Die Blümchenbluse erinnert an die warmen Tage. Daneben ein fröhliches Ringel-Shirt. Rotraud Ess greift nach dem Kleiderständer: „Während des Lockdowns haben viele Leute aussortiert, aber die Spenden, die wir bekommen haben, waren vorwiegend Sommersachen“, erzählt die Leiterin der Kleiderkammer. Im vergangenen Winter konnten sich deren Kunden dort überhaupt nicht eindecken, da die Einrichtung wegen der Pandemie geschlossen war. Umso größer ist der Bedarf bei vielen Bedürftigen in der Seestadt mittlerweile.
„Die Nachfrage ist riesig. Die Menschen sprechen uns gezielt auf warme Kleidung an. Besonders für Herren und Kinder sieht es momentan zunehmend schlecht aus.“ Ganz dringend benötigt würden warme Winterjacken, Hosen, Stiefel und Pullover. „Aber auch Unterwäsche, Strumpfhosen, Bettwäsche. Im Prinzip alles.“
Je nach Kleidungsstück wird ein Preis bis zu zwei Euro fällig
Gestern hatte Edith Zender Glück: „Diesen Kapuzenpullover habe ich gekauft. Er ist kuschelig warm und wie neu“, sagt sie froh. Anja Arens kassiert bei ihr gerade zwei Shirts ab. Zum Drunterziehen. Auch das wärmt. Je nach Kleidungsstück wird ein Preis bis zu zwei Euro fällig, erklärt Rotraud Ess die Modalitäten. „Davon finanzieren wir den Betrieb der Kammer. Und auch die Abholung der Spenden von Menschen, die diese nicht selber bringen können.“

In der Nähstube bessern Bahar Haji Rascho (links) und Gkioulsefa Uglou Spenden aus oder nähen Neues aus Stoffen.

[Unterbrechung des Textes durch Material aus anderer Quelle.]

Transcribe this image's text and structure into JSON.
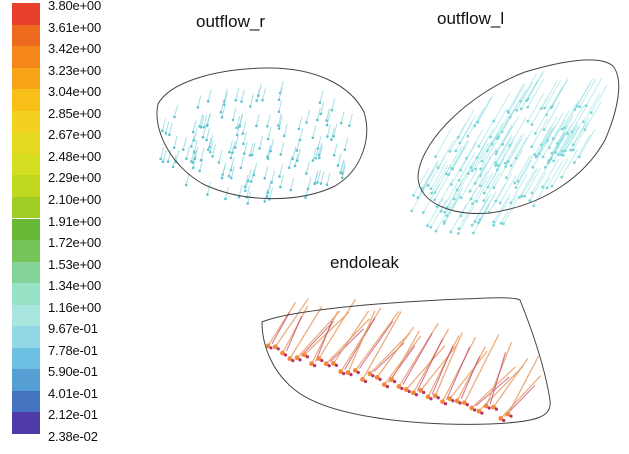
{
  "colorbar": {
    "ticks": [
      "3.80e+00",
      "3.61e+00",
      "3.42e+00",
      "3.23e+00",
      "3.04e+00",
      "2.85e+00",
      "2.67e+00",
      "2.48e+00",
      "2.29e+00",
      "2.10e+00",
      "1.91e+00",
      "1.72e+00",
      "1.53e+00",
      "1.34e+00",
      "1.16e+00",
      "9.67e-01",
      "7.78e-01",
      "5.90e-01",
      "4.01e-01",
      "2.12e-01",
      "2.38e-02"
    ],
    "colors": [
      "#e8402a",
      "#ee6a1f",
      "#f4861a",
      "#f7a516",
      "#f8bf18",
      "#f2d21e",
      "#e6da20",
      "#d6de21",
      "#c0d820",
      "#a0cc24",
      "#68b838",
      "#74c45a",
      "#86d39a",
      "#9ae2c6",
      "#a9e6e0",
      "#93d8e6",
      "#6ec0e2",
      "#569fd4",
      "#4474c0",
      "#4f3aa8"
    ]
  },
  "zones": {
    "outflow_r": {
      "label": "outflow_r",
      "vector_color": "#7fd3dc"
    },
    "outflow_l": {
      "label": "outflow_l",
      "vector_color": "#88dde0"
    },
    "endoleak": {
      "label": "endoleak",
      "vector_color": "#e89a5e",
      "accent_color": "#b8306a"
    }
  }
}
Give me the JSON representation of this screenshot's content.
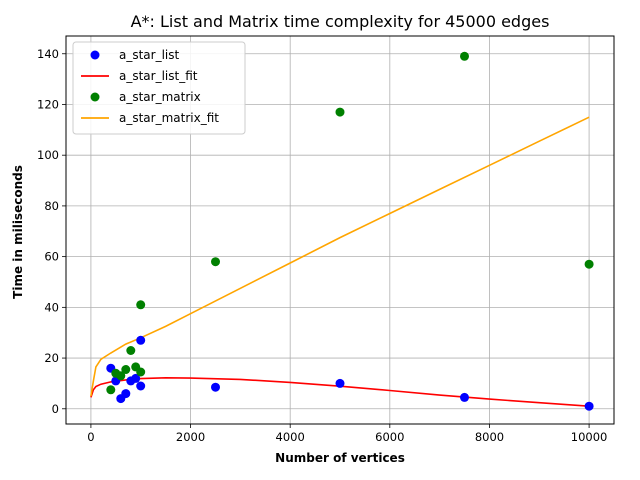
{
  "chart_data": {
    "type": "scatter",
    "title": "A*: List and Matrix time complexity for 45000 edges",
    "xlabel": "Number of vertices",
    "ylabel": "Time in miliseconds",
    "xlim": [
      -500,
      10500
    ],
    "ylim": [
      -6,
      147
    ],
    "xticks": [
      0,
      2000,
      4000,
      6000,
      8000,
      10000
    ],
    "yticks": [
      0,
      20,
      40,
      60,
      80,
      100,
      120,
      140
    ],
    "grid": true,
    "legend_position": "top-left",
    "series": [
      {
        "name": "a_star_list",
        "kind": "scatter",
        "color": "#0000ff",
        "points": [
          [
            400,
            16
          ],
          [
            500,
            11
          ],
          [
            600,
            4
          ],
          [
            700,
            6
          ],
          [
            800,
            11
          ],
          [
            900,
            12
          ],
          [
            1000,
            27
          ],
          [
            1000,
            9
          ],
          [
            2500,
            8.5
          ],
          [
            5000,
            10
          ],
          [
            7500,
            4.5
          ],
          [
            10000,
            1
          ]
        ]
      },
      {
        "name": "a_star_list_fit",
        "kind": "line",
        "color": "#ff0000",
        "points": [
          [
            0,
            4.5
          ],
          [
            50,
            7.5
          ],
          [
            100,
            8.8
          ],
          [
            200,
            9.7
          ],
          [
            400,
            10.6
          ],
          [
            700,
            11.4
          ],
          [
            1000,
            11.9
          ],
          [
            1500,
            12.2
          ],
          [
            2000,
            12.1
          ],
          [
            3000,
            11.6
          ],
          [
            4000,
            10.4
          ],
          [
            5000,
            8.9
          ],
          [
            6000,
            7.2
          ],
          [
            7000,
            5.4
          ],
          [
            8000,
            3.8
          ],
          [
            9000,
            2.4
          ],
          [
            10000,
            1.0
          ]
        ]
      },
      {
        "name": "a_star_matrix",
        "kind": "scatter",
        "color": "#008000",
        "points": [
          [
            400,
            7.5
          ],
          [
            500,
            14
          ],
          [
            600,
            13
          ],
          [
            700,
            15.5
          ],
          [
            800,
            23
          ],
          [
            900,
            16.5
          ],
          [
            1000,
            41
          ],
          [
            1000,
            14.5
          ],
          [
            2500,
            58
          ],
          [
            5000,
            117
          ],
          [
            7500,
            139
          ],
          [
            10000,
            57
          ]
        ]
      },
      {
        "name": "a_star_matrix_fit",
        "kind": "line",
        "color": "#ffa500",
        "points": [
          [
            0,
            5
          ],
          [
            50,
            11
          ],
          [
            100,
            16.5
          ],
          [
            200,
            19.5
          ],
          [
            400,
            22
          ],
          [
            700,
            25.5
          ],
          [
            1000,
            28
          ],
          [
            1500,
            32.5
          ],
          [
            2000,
            37.5
          ],
          [
            3000,
            47.5
          ],
          [
            4000,
            57.5
          ],
          [
            5000,
            67.5
          ],
          [
            6000,
            77
          ],
          [
            7000,
            86.5
          ],
          [
            8000,
            96
          ],
          [
            9000,
            105.5
          ],
          [
            10000,
            115
          ]
        ]
      }
    ]
  }
}
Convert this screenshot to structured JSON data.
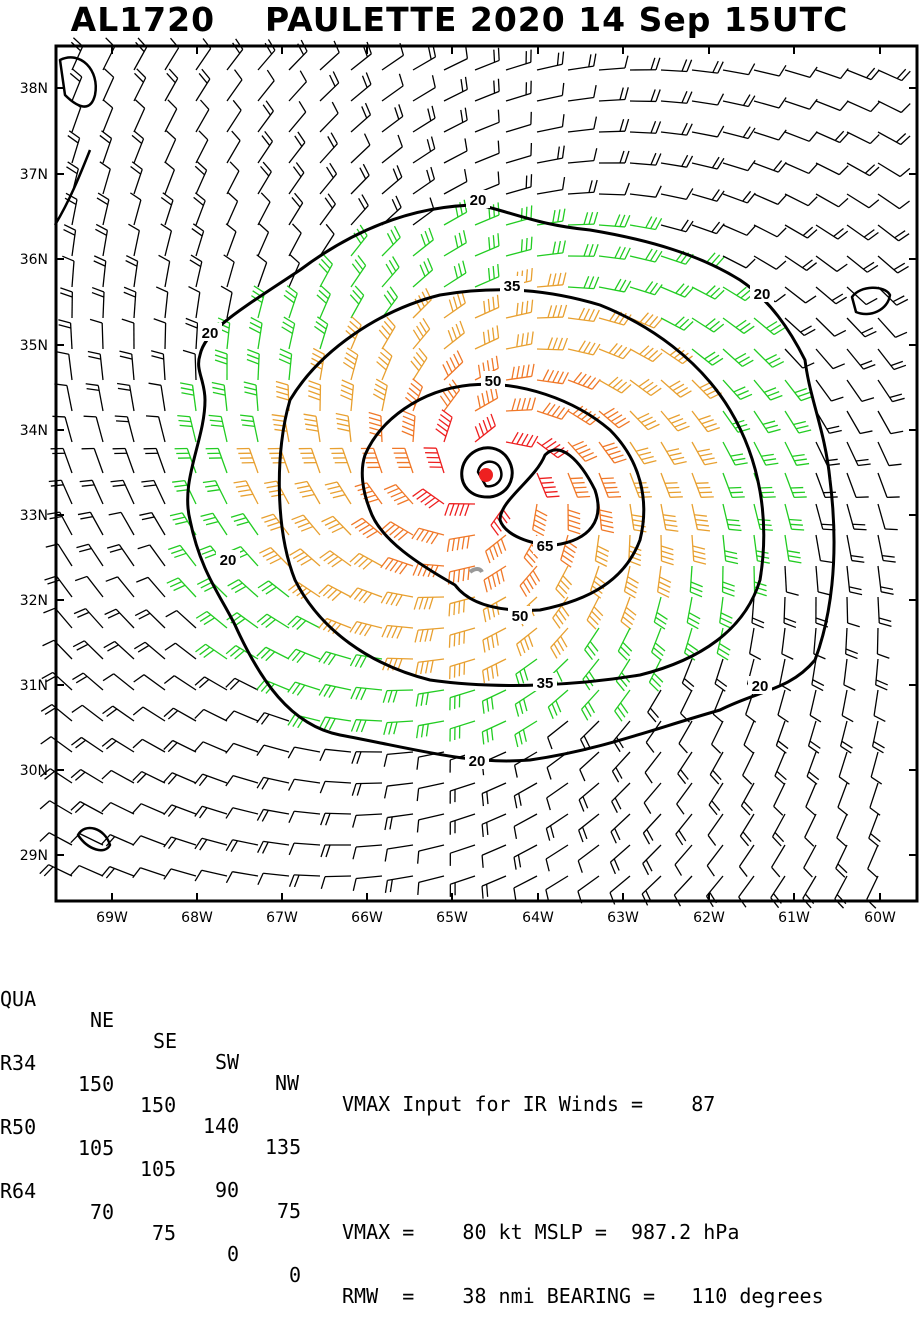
{
  "title": "AL1720    PAULETTE 2020 14 Sep 15UTC",
  "map": {
    "lat_labels": [
      "38N",
      "37N",
      "36N",
      "35N",
      "34N",
      "33N",
      "32N",
      "31N",
      "30N",
      "29N"
    ],
    "lon_labels": [
      "69W",
      "68W",
      "67W",
      "66W",
      "65W",
      "64W",
      "63W",
      "62W",
      "61W",
      "60W"
    ],
    "contour_labels": [
      "20",
      "20",
      "20",
      "20",
      "20",
      "20",
      "35",
      "35",
      "50",
      "50",
      "65"
    ],
    "colors": {
      "lt20": "#000000",
      "20to34": "#22cc22",
      "35to49": "#e8a030",
      "50to64": "#f07828",
      "ge64": "#ee2020",
      "center": "#ee2020"
    }
  },
  "table": {
    "header": [
      "QUA",
      "NE",
      "SE",
      "SW",
      "NW"
    ],
    "rows": [
      [
        "R34",
        "150",
        "150",
        "140",
        "135"
      ],
      [
        "R50",
        "105",
        "105",
        "90",
        "75"
      ],
      [
        "R64",
        "70",
        "75",
        "0",
        "0"
      ]
    ],
    "vmax_ir": "VMAX Input for IR Winds =    87",
    "vmax_line": "VMAX =    80 kt MSLP =  987.2 hPa",
    "rmw_line": "RMW  =    38 nmi BEARING =   110 degrees"
  }
}
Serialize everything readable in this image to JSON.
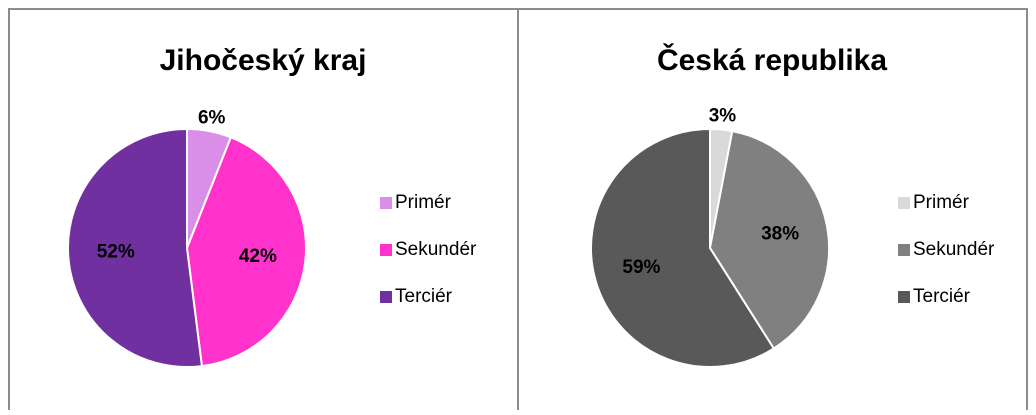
{
  "chart_data": [
    {
      "type": "pie",
      "title": "Jihočeský kraj",
      "categories": [
        "Primér",
        "Sekundér",
        "Terciér"
      ],
      "values": [
        6,
        42,
        52
      ],
      "value_labels": [
        "6%",
        "42%",
        "52%"
      ],
      "colors": [
        "#d98ee8",
        "#ff33cc",
        "#7030a0"
      ]
    },
    {
      "type": "pie",
      "title": "Česká republika",
      "categories": [
        "Primér",
        "Sekundér",
        "Terciér"
      ],
      "values": [
        3,
        38,
        59
      ],
      "value_labels": [
        "3%",
        "38%",
        "59%"
      ],
      "colors": [
        "#d9d9d9",
        "#808080",
        "#595959"
      ]
    }
  ]
}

Foto: Lammers
Einkaufen dürfen hier Kunden, die einen Leistungsnachweis vom Jobcenter oder dem Sozialamt haben. Fünf Leute suchen gleichzeitig in den Regalen, auf Kleiderständern und in Wäschekörben nach Bekleidung. „Mehr dürfen es wegen der Pandemie nicht sein“, erläutert Waltraud Ess.
Manches ist kaum getragen
Am Hintereingang kann die Kammer-Leiterin wenig später einen Beutel mit Kleidungsstücken entgegennehmen. Angelika C., die hier nicht mit vollem Namen genannt werden möchte, ist froh, ihn abladen zu können: „Die Sachen sind kaum getragen. Es waren mitunter Fehlkäufe, oder die Sachen passen einfach nicht mehr. Aber immer ist das, was ich abgebe, zu gut, um es wegzuwerfen“, erzählt sie. „Ich freue mich, wenn sie jemand gebrauchen kann. Verarmen kann jeder. Das geht manchmal ganz fix“, sagt die Frau in der dicken blauen Jacke und der goldbestickten Mütze, bevor sie winkend das Gebäude verlässt. Rotraud Ess winkt ihr hinterher, lächelt und bringt den Sack in die Sortierstube.

Rotraud Ess, Leiterin der Awo-Kleiderkammer Foto: Lammers
Dort werden die Spenden gesichtet und zusammengelegt. „Wenn wir Wintersachen bekommen, sind die im Handumdrehen verkauft. Sachen mit kleinen Defekten kommen direkt in unsere Nähstube.“ Bahar Haji Rascho und Gkioulsefa Uglou fertigen dort gerade Taschen aus gespendeten Stoffen. Sie sind zwei von neun Beschäftigten, die den Betrieb der Kleiderkammer am Laufen halten. Einige von ihnen arbeiten ehrenamtlich, andere verdienen sich als 1,50-Euro-Kräfte etwas Geld zum Hartz IV oder zur Sozialhilfe dazu.
Auch Salama Othmann arbeitet heute Morgen in der Kleiderkammer. Sie betreut den Flohmarkt. Vorsichtig putzt sie ein gespendetes Sektglas, das auf einen neuen Besitzer wartet. Ebenso wie ein paar Haushaltsgegenstände. Doch wer hier darauf hofft, Spielzeug für das Weihnachtsfest kaufen zu können, dürfte aktuell enttäuscht werden. „Eigentlich fehlt es auch hier an allem. Vom Spielzeug bis zum Essgeschirr können wir alles an Spenden gebrauchen“, sagt Rotraud Ess.